No es una película fácil. Tampoco lo pretende. Lejos de las modas, El cielo de los animales no ofrece respuestas, ni moralejas, ni redenciones perfectas. Se parece más a una conversación a media noche con alguien que conoces demasiado bien. O a ese libro que no entiendes del todo pero no puedes dejar de leer.
El trabajo de los actores es impecable en su contención. Raúl Arévalo y Paula Díaz, en particular, logran transmitir más con una mirada o un silencio que con cualquier monólogo. La dirección de Amodeo, por su parte, es un ejercicio de confianza en la emoción pura, en el valor de sugerir en lugar de explicar. Como hizo Gordon Lish con Carver, aquí se trata de pelar lo innecesario hasta que quede solo la carne viva.

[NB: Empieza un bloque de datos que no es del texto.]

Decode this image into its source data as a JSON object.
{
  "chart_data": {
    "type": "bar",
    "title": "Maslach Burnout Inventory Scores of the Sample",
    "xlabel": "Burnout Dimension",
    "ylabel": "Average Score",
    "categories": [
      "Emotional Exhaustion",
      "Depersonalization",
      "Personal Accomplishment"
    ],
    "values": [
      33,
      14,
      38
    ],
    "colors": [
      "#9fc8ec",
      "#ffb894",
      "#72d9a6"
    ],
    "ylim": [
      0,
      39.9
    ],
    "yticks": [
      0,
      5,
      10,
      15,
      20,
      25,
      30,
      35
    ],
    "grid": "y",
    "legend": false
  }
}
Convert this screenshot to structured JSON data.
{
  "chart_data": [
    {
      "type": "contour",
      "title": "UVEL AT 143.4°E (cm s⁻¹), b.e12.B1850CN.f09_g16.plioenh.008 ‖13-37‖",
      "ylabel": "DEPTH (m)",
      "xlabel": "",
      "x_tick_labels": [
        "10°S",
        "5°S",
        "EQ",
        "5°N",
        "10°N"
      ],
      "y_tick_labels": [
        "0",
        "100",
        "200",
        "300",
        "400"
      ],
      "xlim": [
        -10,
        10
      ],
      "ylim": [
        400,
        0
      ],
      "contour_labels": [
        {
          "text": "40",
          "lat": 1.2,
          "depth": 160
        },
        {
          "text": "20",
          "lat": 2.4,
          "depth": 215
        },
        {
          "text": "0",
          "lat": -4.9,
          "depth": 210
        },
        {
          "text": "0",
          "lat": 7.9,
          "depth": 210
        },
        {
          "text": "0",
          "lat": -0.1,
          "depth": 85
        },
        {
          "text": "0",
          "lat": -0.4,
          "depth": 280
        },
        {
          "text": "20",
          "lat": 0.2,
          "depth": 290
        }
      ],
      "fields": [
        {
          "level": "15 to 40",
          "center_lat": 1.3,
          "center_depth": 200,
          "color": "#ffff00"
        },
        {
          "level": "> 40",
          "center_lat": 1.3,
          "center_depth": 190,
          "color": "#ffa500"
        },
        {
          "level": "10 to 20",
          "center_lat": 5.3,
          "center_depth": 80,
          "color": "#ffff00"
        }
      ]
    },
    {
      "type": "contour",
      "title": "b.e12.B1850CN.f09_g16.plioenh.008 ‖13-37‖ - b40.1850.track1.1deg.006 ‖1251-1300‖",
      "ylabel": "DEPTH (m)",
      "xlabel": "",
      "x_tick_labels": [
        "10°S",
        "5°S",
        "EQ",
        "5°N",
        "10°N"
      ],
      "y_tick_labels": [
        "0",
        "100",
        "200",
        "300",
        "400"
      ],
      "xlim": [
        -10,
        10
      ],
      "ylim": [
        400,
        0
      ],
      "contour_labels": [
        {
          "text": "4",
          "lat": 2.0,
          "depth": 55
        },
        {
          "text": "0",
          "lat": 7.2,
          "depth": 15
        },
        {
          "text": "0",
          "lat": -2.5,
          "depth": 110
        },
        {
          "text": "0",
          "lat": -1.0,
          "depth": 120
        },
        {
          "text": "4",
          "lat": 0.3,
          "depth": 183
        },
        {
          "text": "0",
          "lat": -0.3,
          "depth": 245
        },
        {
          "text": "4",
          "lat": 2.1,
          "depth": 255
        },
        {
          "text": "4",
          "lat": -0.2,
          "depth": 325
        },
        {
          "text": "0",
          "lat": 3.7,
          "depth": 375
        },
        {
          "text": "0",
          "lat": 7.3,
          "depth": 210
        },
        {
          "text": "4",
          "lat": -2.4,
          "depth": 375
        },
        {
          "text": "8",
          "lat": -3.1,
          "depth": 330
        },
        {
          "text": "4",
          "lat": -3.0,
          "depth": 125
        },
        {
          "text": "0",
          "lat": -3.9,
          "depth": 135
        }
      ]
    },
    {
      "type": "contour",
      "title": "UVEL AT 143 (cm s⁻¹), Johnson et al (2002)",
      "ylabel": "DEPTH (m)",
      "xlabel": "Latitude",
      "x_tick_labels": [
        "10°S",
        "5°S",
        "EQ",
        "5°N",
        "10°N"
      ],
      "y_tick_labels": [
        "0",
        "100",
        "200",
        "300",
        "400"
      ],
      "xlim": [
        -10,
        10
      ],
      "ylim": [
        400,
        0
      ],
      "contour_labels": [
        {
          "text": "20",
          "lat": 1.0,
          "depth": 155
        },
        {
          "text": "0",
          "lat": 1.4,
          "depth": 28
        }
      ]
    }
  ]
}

Cuando el cine toca el alma sin permiso
La película fue seleccionada en la Sección Oficial del Festival de Málaga, y aunque no ganó, dejó huella. ¿Quién dijo que las historias pequeñas no pueden ser inmensas? Esta es una obra que desafía etiquetas, mezcla géneros, salta de lo íntimo a lo onírico con una facilidad que desarma.
Podría contarte que habla del duelo, de la muerte, de la locura o del amor. Pero en realidad, habla de todo eso y de algo más. Habla de lo que no sabemos nombrar.
“Los muertos no se van. Se mudan a los rincones del alma.”
“La muerte no es triste. Lo triste es que la gente no viva intensamente.” – Ángel Ganivet
“La vida es un sueño, y los sueños, sueños son.” – Calderón de la Barca
El cielo de los animales mezcla muerte y magia sin pedir permiso
Hay una belleza secreta en cada adiós si sabemos mirar bien
¿Y si los animales tuvieran realmente un cielo? ¿Y si nosotros fuéramos los animales de alguien más? ¿Y si cada despedida escondiera, en el fondo, una bienvenida secreta? Tal vez no haya que entender esta película. Tal vez baste con sentirla. Y quedarse, por un rato más, en ese lugar donde el dolor también puede ser bello.